The migrant workers are assigned to jobs in orchards and vineyards that entail picking, fertilizing and caring for the plants. Also, processing the produce is their task. In other words, the migrant workers in the Okanagan agricultural industry have to perform the tedious jobs that the industry offers. Consequently, these migrant workers are not usually assigned administrative tasks.
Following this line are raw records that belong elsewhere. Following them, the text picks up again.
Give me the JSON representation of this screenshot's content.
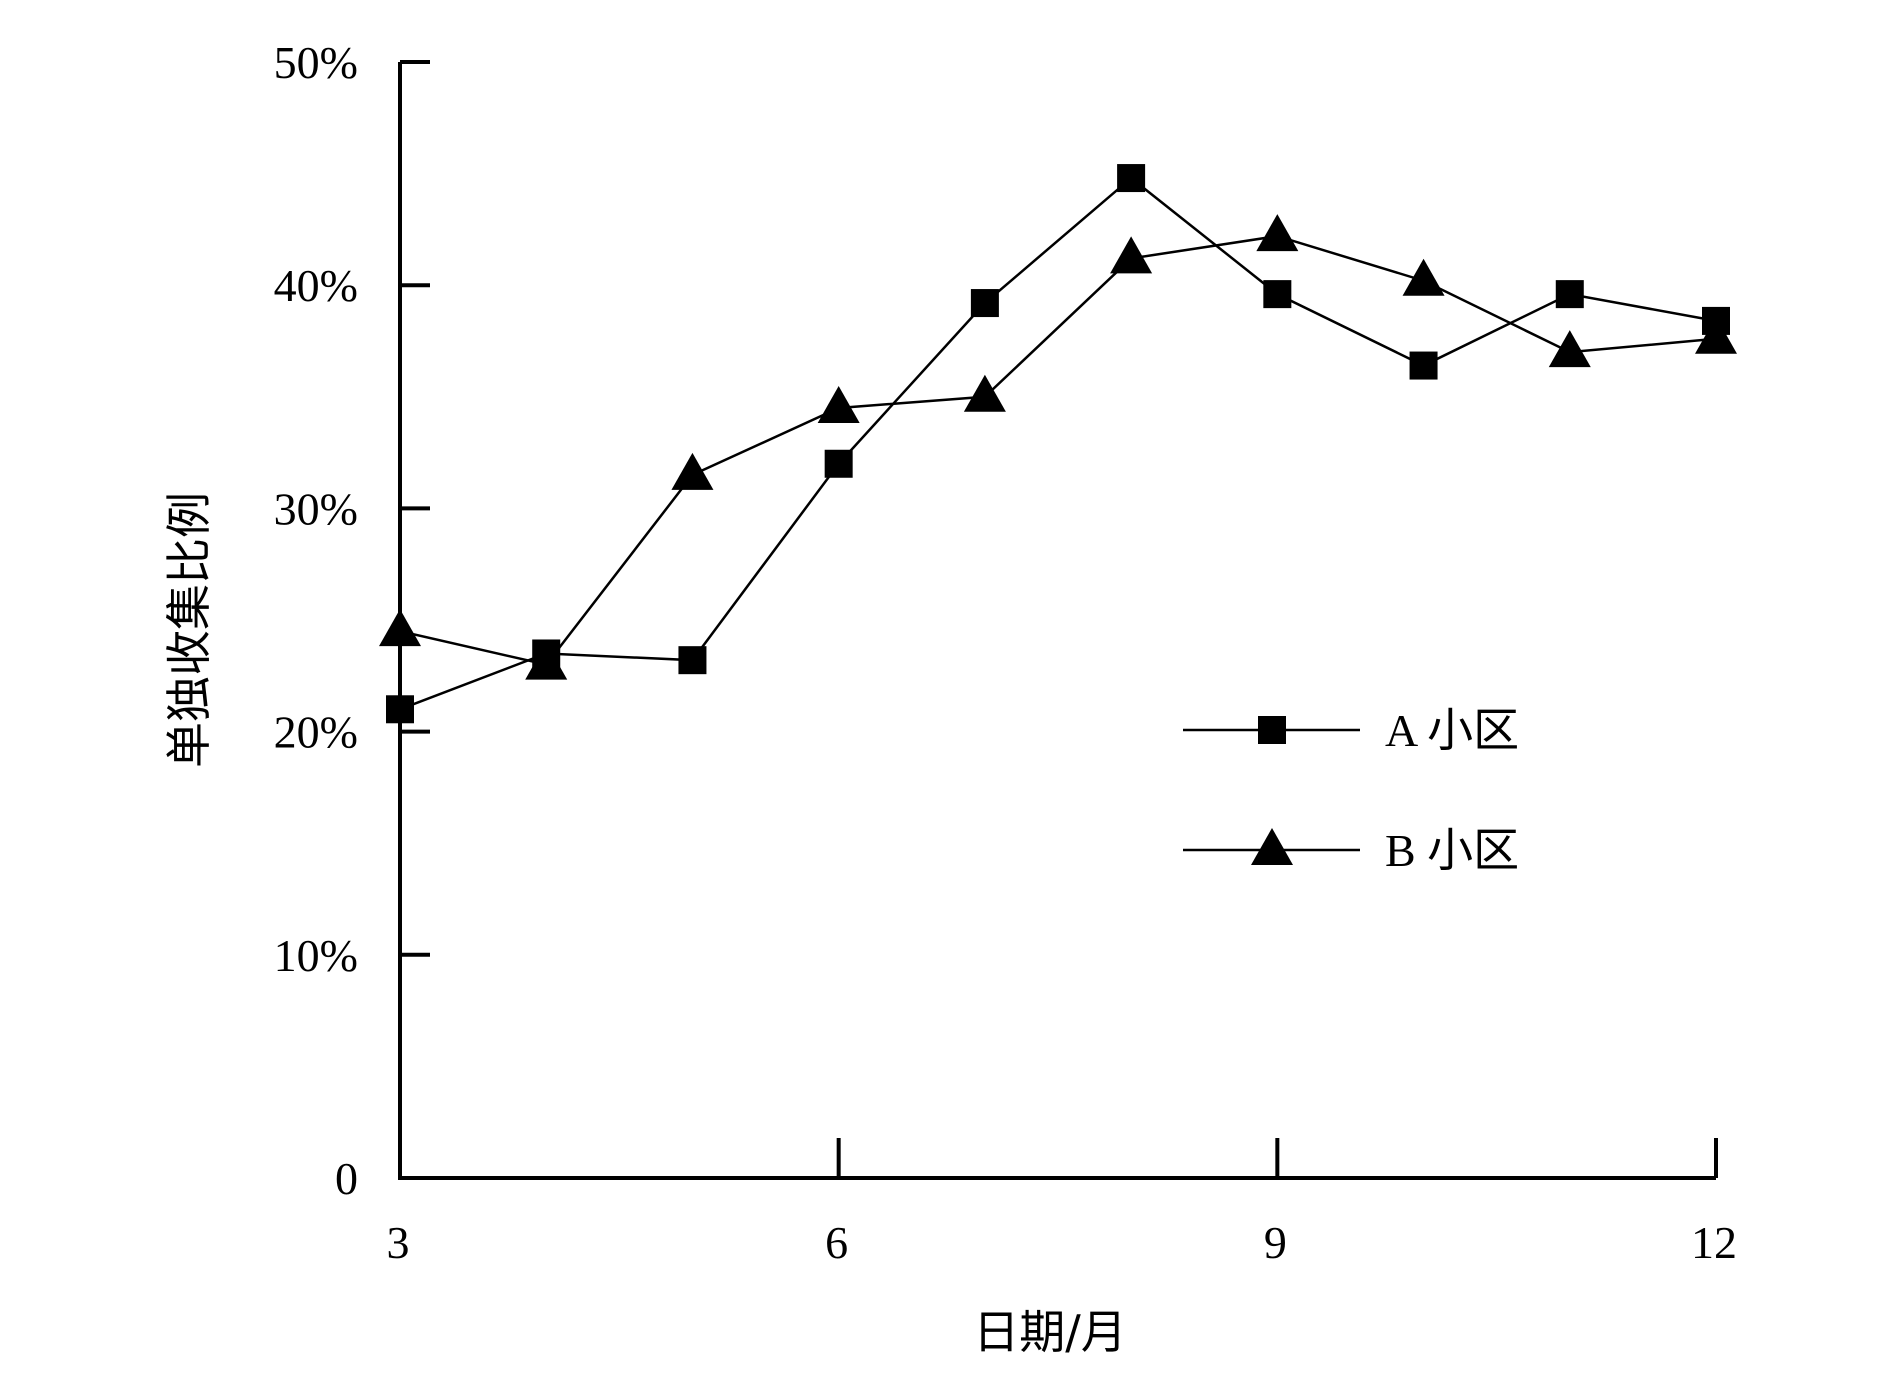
{
  "chart_data": {
    "type": "line",
    "title": "",
    "xlabel": "日期/月",
    "ylabel": "单独收集比例",
    "xlim": [
      3,
      12
    ],
    "ylim": [
      0,
      50
    ],
    "x_ticks": [
      3,
      6,
      9,
      12
    ],
    "x_tick_labels": [
      "3",
      "6",
      "9",
      "12"
    ],
    "y_ticks": [
      0,
      10,
      20,
      30,
      40,
      50
    ],
    "y_tick_labels": [
      "0",
      "10%",
      "20%",
      "30%",
      "40%",
      "50%"
    ],
    "grid": false,
    "legend_position": "center-right",
    "x": [
      3,
      4,
      5,
      6,
      7,
      8,
      9,
      10,
      11,
      12
    ],
    "series": [
      {
        "name": "A 小区",
        "marker": "square",
        "values": [
          21.0,
          23.5,
          23.2,
          32.0,
          39.2,
          44.8,
          39.6,
          36.4,
          39.6,
          38.4
        ]
      },
      {
        "name": "B 小区",
        "marker": "triangle",
        "values": [
          24.5,
          23.0,
          31.5,
          34.5,
          35.0,
          41.2,
          42.2,
          40.2,
          37.0,
          37.6
        ]
      }
    ],
    "colors": {
      "line": "#000000",
      "marker": "#000000"
    }
  }
}
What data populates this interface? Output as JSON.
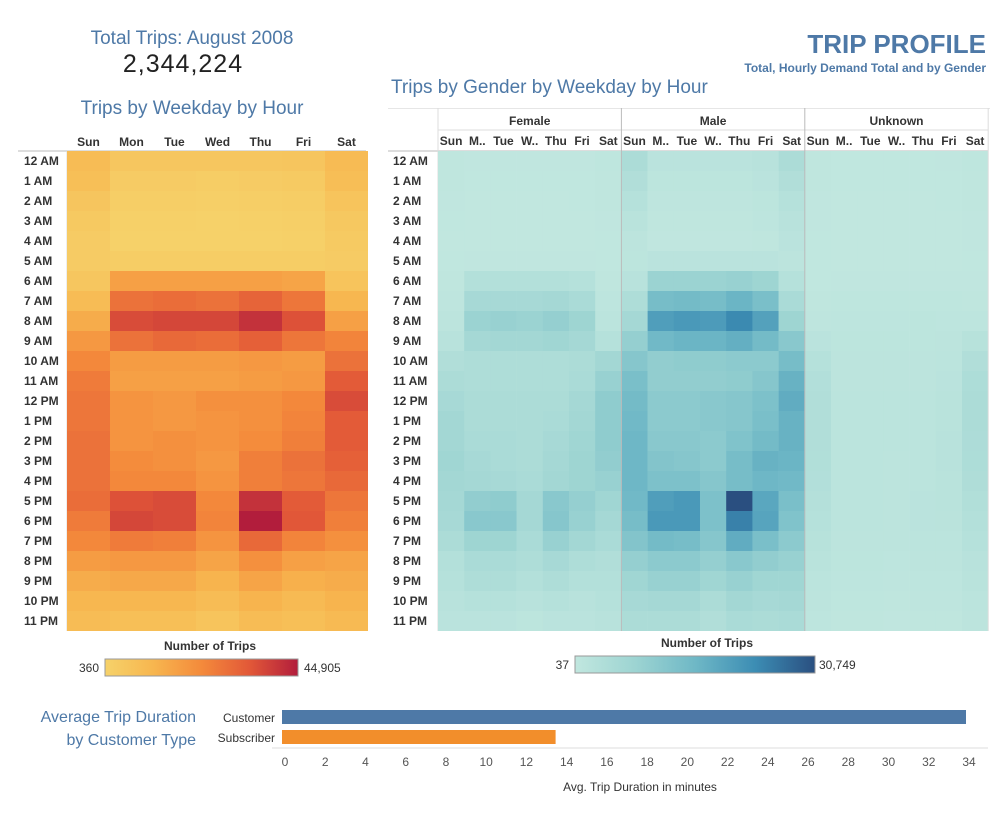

===Separation of families===
There are many problems that Mexican migrant workers face in the agricultural industry in the Okanagan Valley. First, they are separated from their families who are at times difficult to connect with through the use of the telephone. In addition to their low wages earned workers have to purchase phone cards; however, the transportation to and from the store to make that purchase is not easily accessible because workers are located on the outskirts of town where orchards and vineyards are typically located relying solely on the employer for transportation. In the Okanagan Valley, an employer claimed that he would not pay a driver to take only 15 workers to town to pick up personal items. In other words, workers may have to spend their days off on location unless they all decide to go to town at the same time. The other alternative for them to get needed items from shopping areas is by way of foot, often at great distances.

==Developments in 2010==
On June 15, 2010, three hundred Mexicans marched on the Canadian Embassy in Mexico City to protest unfair treatment of Mexican migrant workers in Canada under the Seasonal Agricultural Workers Program (SAWP). According to the United Food and Commercial Workers union, the largest private union in Canada: Under SAWP, migrant agriculture workers are typically paid minimum wage and are often subject to working and housing conditions that Canadian residents would find intolerable. SAWP workers have historically been hesitant to report dangerous working conditions or hostile employers for fear of being sent home or blacklisted from returning the next season.Furthermore, the UFCW’s 2009–2010 report on the "Status of Migrant Farm Workers in Canada" found the conditions under which Mexican temporary workers are employed to be unacceptable.

“The denial of human rights should not be the foundation for Canada’s food supply system”, said UFCW Canada and AWA president Wayne Hanley. “But as the report details, that’s exactly what’s happening to migrant farm workers. Even worse, it’s happening with the blessing of the federal government which turns a blind eye to the dangers and abuse migrants are forced to accept if they want to keep their jobs.”